From March 4 through Aug. 31, Kentucky was billed $455,400 for post-race blood and urine testing. Scollay estimates costs will be 25 to 30 percent lower under the new system.

The change will have less effect on the higher end stakes races like the Kentucky Derby because there is a provision in the new guidelines requiring the sampling - and testing - of at least the top three finishers of any race with purses topping $100,000.

However, it is extremely rare for a positive test to turn up in a race of that level. In this year's Derby, for example - the first to test for anabolic steroids - the top four finishers were deemed by the lab as clean of steroids and other illegal performance-enhancing drugs.

Irregularities are still rare - albeit somewhat more common - in the lower-end claiming or allowance races.

"It just comes down to basics," said John Ward, a member of the racing commission. "Why run a bunch of tests if we can be more efficient and still prove our business model is safe?"

Racing commission executive director Lisa Underwood said Kentucky is the first state to dust off the recommendations from the 1991 McKinsey Report, which aimed to make testing better yet cheaper, but she predicts it won't be the last.

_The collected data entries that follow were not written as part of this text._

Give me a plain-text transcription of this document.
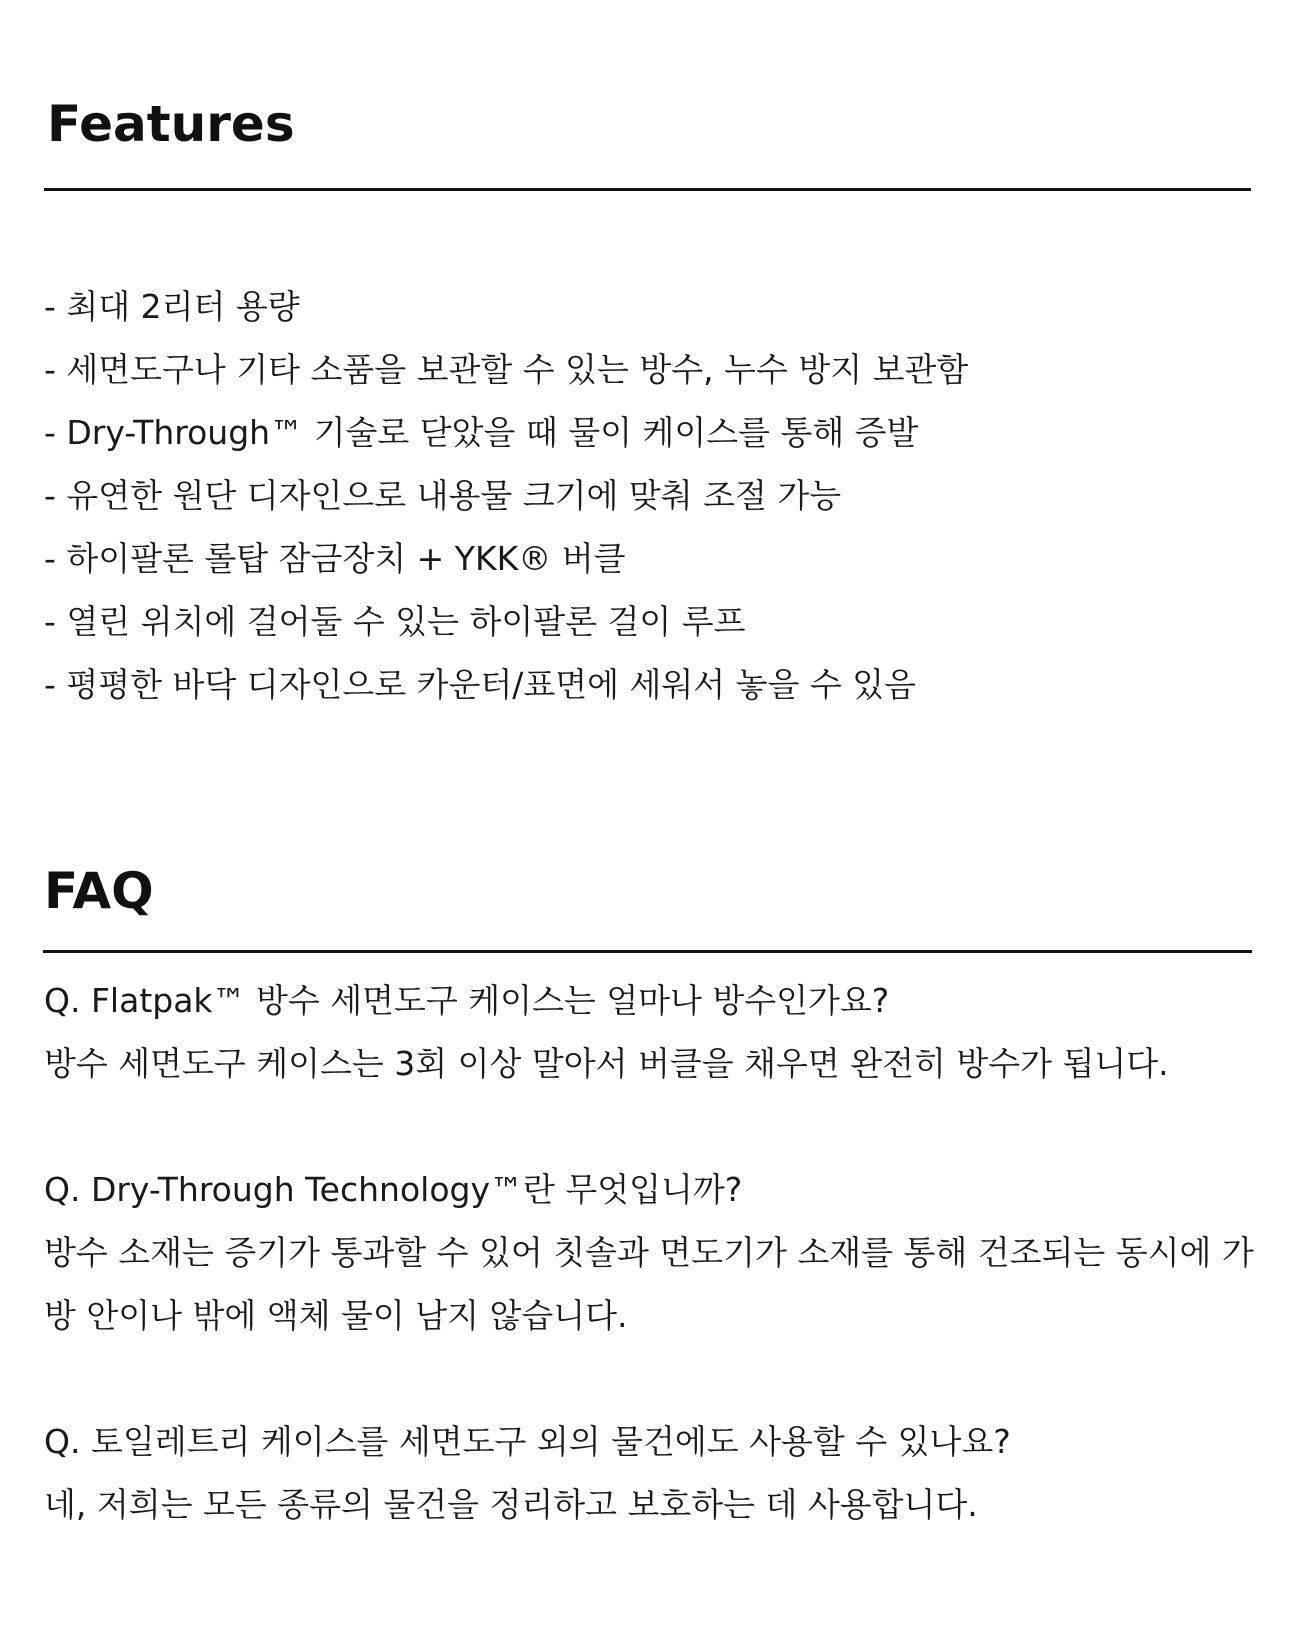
Features
- 최대 2리터 용량
- 세면도구나 기타 소품을 보관할 수 있는 방수, 누수 방지 보관함
- Dry-Through™ 기술로 닫았을 때 물이 케이스를 통해 증발
- 유연한 원단 디자인으로 내용물 크기에 맞춰 조절 가능
- 하이팔론 롤탑 잠금장치 + YKK® 버클
- 열린 위치에 걸어둘 수 있는 하이팔론 걸이 루프
- 평평한 바닥 디자인으로 카운터/표면에 세워서 놓을 수 있음
FAQ

Q. Flatpak™ 방수 세면도구 케이스는 얼마나 방수인가요?

방수 세면도구 케이스는 3회 이상 말아서 버클을 채우면 완전히 방수가 됩니다.

Q. Dry-Through Technology™란 무엇입니까?

방수 소재는 증기가 통과할 수 있어 칫솔과 면도기가 소재를 통해 건조되는 동시에 가방 안이나 밖에 액체 물이 남지 않습니다.

Q. 토일레트리 케이스를 세면도구 외의 물건에도 사용할 수 있나요?

네, 저희는 모든 종류의 물건을 정리하고 보호하는 데 사용합니다.
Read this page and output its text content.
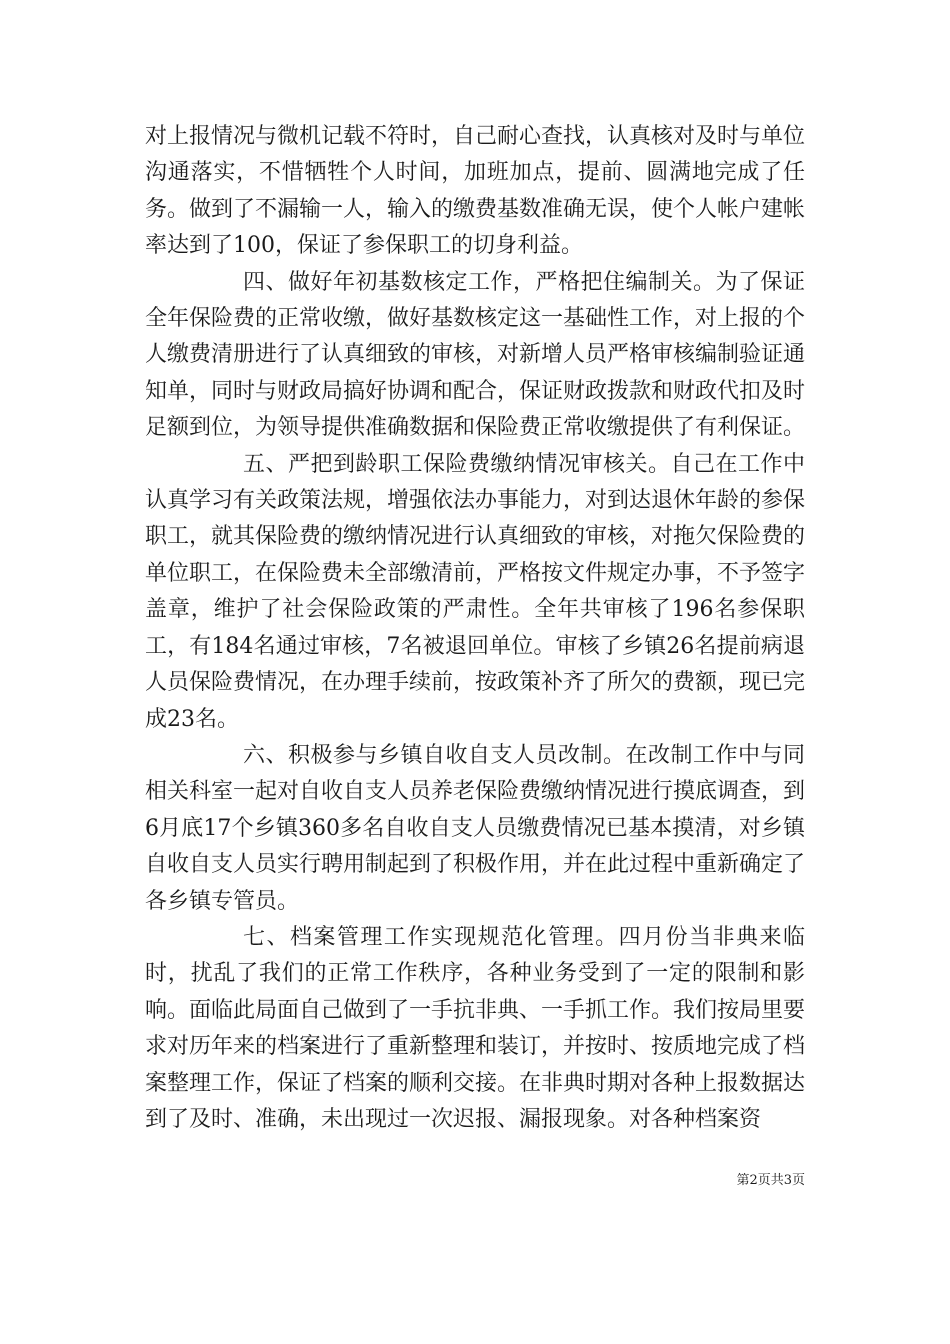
对上报情况与微机记载不符时，自己耐心查找，认真核对及时与单位沟通落实，不惜牺牲个人时间，加班加点，提前、圆满地完成了任务。做到了不漏输一人，输入的缴费基数准确无误，使个人帐户建帐率达到了100，保证了参保职工的切身利益。

四、做好年初基数核定工作，严格把住编制关。为了保证全年保险费的正常收缴，做好基数核定这一基础性工作，对上报的个人缴费清册进行了认真细致的审核，对新增人员严格审核编制验证通知单，同时与财政局搞好协调和配合，保证财政拨款和财政代扣及时足额到位，为领导提供准确数据和保险费正常收缴提供了有利保证。

五、严把到龄职工保险费缴纳情况审核关。自己在工作中认真学习有关政策法规，增强依法办事能力，对到达退休年龄的参保职工，就其保险费的缴纳情况进行认真细致的审核，对拖欠保险费的单位职工，在保险费未全部缴清前，严格按文件规定办事，不予签字盖章，维护了社会保险政策的严肃性。全年共审核了196名参保职工，有184名通过审核，7名被退回单位。审核了乡镇26名提前病退人员保险费情况，在办理手续前，按政策补齐了所欠的费额，现已完成23名。

六、积极参与乡镇自收自支人员改制。在改制工作中与同相关科室一起对自收自支人员养老保险费缴纳情况进行摸底调查，到6月底17个乡镇360多名自收自支人员缴费情况已基本摸清，对乡镇自收自支人员实行聘用制起到了积极作用，并在此过程中重新确定了各乡镇专管员。

七、档案管理工作实现规范化管理。四月份当非典来临时，扰乱了我们的正常工作秩序，各种业务受到了一定的限制和影响。面临此局面自己做到了一手抗非典、一手抓工作。我们按局里要求对历年来的档案进行了重新整理和装订，并按时、按质地完成了档案整理工作，保证了档案的顺利交接。在非典时期对各种上报数据达到了及时、准确，未出现过一次迟报、漏报现象。对各种档案资

第2页共3页
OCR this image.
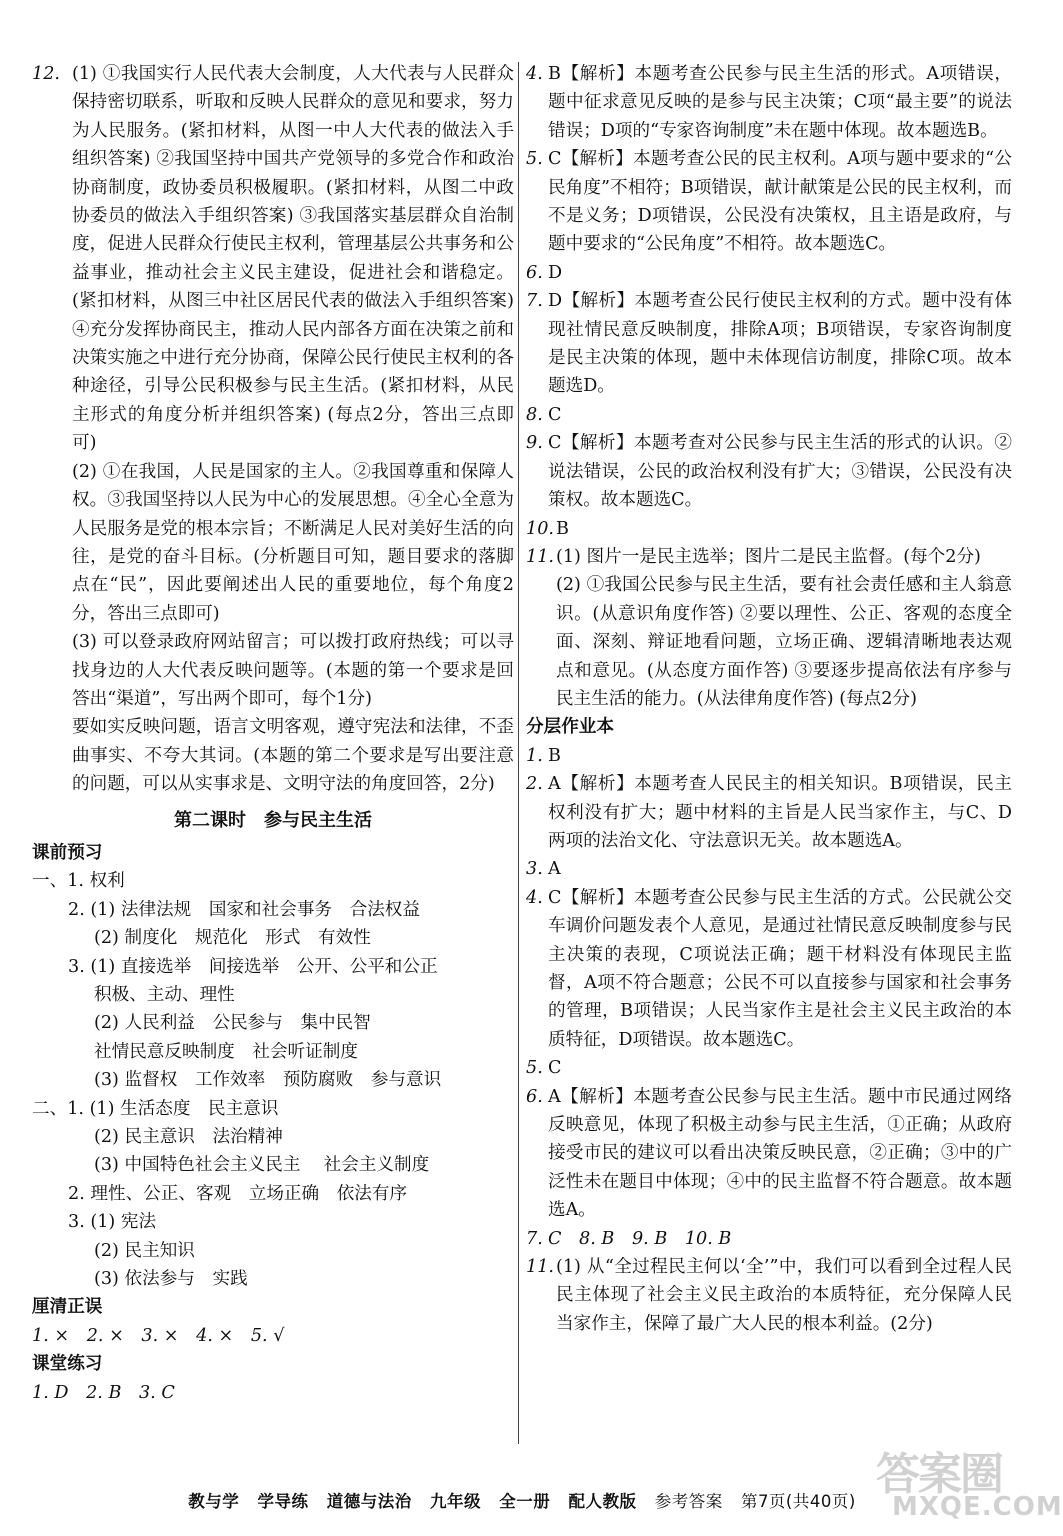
12. (1) ①我国实行人民代表大会制度，人大代表与人民群众保持密切联系，听取和反映人民群众的意见和要求，努力为人民服务。(紧扣材料，从图一中人大代表的做法入手组织答案) ②我国坚持中国共产党领导的多党合作和政治协商制度，政协委员积极履职。(紧扣材料，从图二中政协委员的做法入手组织答案) ③我国落实基层群众自治制度，促进人民群众行使民主权利，管理基层公共事务和公益事业，推动社会主义民主建设，促进社会和谐稳定。(紧扣材料，从图三中社区居民代表的做法入手组织答案) ④充分发挥协商民主，推动人民内部各方面在决策之前和决策实施之中进行充分协商，保障公民行使民主权利的各种途径，引导公民积极参与民主生活。(紧扣材料，从民主形式的角度分析并组织答案) (每点2分，答出三点即可)
(2) ①在我国，人民是国家的主人。②我国尊重和保障人权。③我国坚持以人民为中心的发展思想。④全心全意为人民服务是党的根本宗旨；不断满足人民对美好生活的向往，是党的奋斗目标。(分析题目可知，题目要求的落脚点在“民”，因此要阐述出人民的重要地位，每个角度2分，答出三点即可)
(3) 可以登录政府网站留言；可以拨打政府热线；可以寻找身边的人大代表反映问题等。(本题的第一个要求是回答出“渠道”，写出两个即可，每个1分)
要如实反映问题，语言文明客观，遵守宪法和法律，不歪曲事实、不夸大其词。(本题的第二个要求是写出要注意的问题，可以从实事求是、文明守法的角度回答，2分)
第二课时　参与民主生活
课前预习
一、1. 权利
2. (1) 法律法规　国家和社会事务　合法权益
(2) 制度化　规范化　形式　有效性
3. (1) 直接选举　间接选举　公开、公平和公正
积极、主动、理性
(2) 人民利益　公民参与　集中民智
社情民意反映制度　社会听证制度
(3) 监督权　工作效率　预防腐败　参与意识
二、1. (1) 生活态度　民主意识
(2) 民主意识　法治精神
(3) 中国特色社会主义民主　 社会主义制度
2. 理性、公正、客观　立场正确　依法有序
3. (1) 宪法
(2) 民主知识
(3) 依法参与　实践
厘清正误
1. ×　2. ×　3. ×　4. ×　5. √
课堂练习
1. D　2. B　3. C
4. B【解析】本题考查公民参与民主生活的形式。A项错误，题中征求意见反映的是参与民主决策；C项“最主要”的说法错误；D项的“专家咨询制度”未在题中体现。故本题选B。
5. C【解析】本题考查公民的民主权利。A项与题中要求的“公民角度”不相符；B项错误，献计献策是公民的民主权利，而不是义务；D项错误，公民没有决策权，且主语是政府，与题中要求的“公民角度”不相符。故本题选C。
6. D
7. D【解析】本题考查公民行使民主权利的方式。题中没有体现社情民意反映制度，排除A项；B项错误，专家咨询制度是民主决策的体现，题中未体现信访制度，排除C项。故本题选D。
8. C
9. C【解析】本题考查对公民参与民主生活的形式的认识。②说法错误，公民的政治权利没有扩大；③错误，公民没有决策权。故本题选C。
10. B
11. (1) 图片一是民主选举；图片二是民主监督。(每个2分)
(2) ①我国公民参与民主生活，要有社会责任感和主人翁意识。(从意识角度作答) ②要以理性、公正、客观的态度全面、深刻、辩证地看问题，立场正确、逻辑清晰地表达观点和意见。(从态度方面作答) ③要逐步提高依法有序参与民主生活的能力。(从法律角度作答) (每点2分)
分层作业本
1. B
2. A【解析】本题考查人民民主的相关知识。B项错误，民主权利没有扩大；题中材料的主旨是人民当家作主，与C、D两项的法治文化、守法意识无关。故本题选A。
3. A
4. C【解析】本题考查公民参与民主生活的方式。公民就公交车调价问题发表个人意见，是通过社情民意反映制度参与民主决策的表现，C项说法正确；题干材料没有体现民主监督，A项不符合题意；公民不可以直接参与国家和社会事务的管理，B项错误；人民当家作主是社会主义民主政治的本质特征，D项错误。故本题选C。
5. C
6. A【解析】本题考查公民参与民主生活。题中市民通过网络反映意见，体现了积极主动参与民主生活，①正确；从政府接受市民的建议可以看出决策反映民意，②正确；③中的广泛性未在题目中体现；④中的民主监督不符合题意。故本题选A。
7. C　8. B　9. B　10. B
11. (1) 从“全过程民主何以‘全’”中，我们可以看到全过程人民民主体现了社会主义民主政治的本质特征，充分保障人民当家作主，保障了最广大人民的根本利益。(2分)
教与学 学导练 道德与法治 九年级 全一册 配人教版 参考答案 第7页(共40页)
答案圈
MXQE.COM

She is making a presentation next week to the Association of Racing Commissioners International, which represents racing jurisdictions across the United States and Canada, and several of those states also have indicated an interest in what Kentucky is doing.

"It has taken a group of people who really wanted to make it happen get together and pool their brainpower," Underwood said. "We're the first state to actually take the time and energy to do that."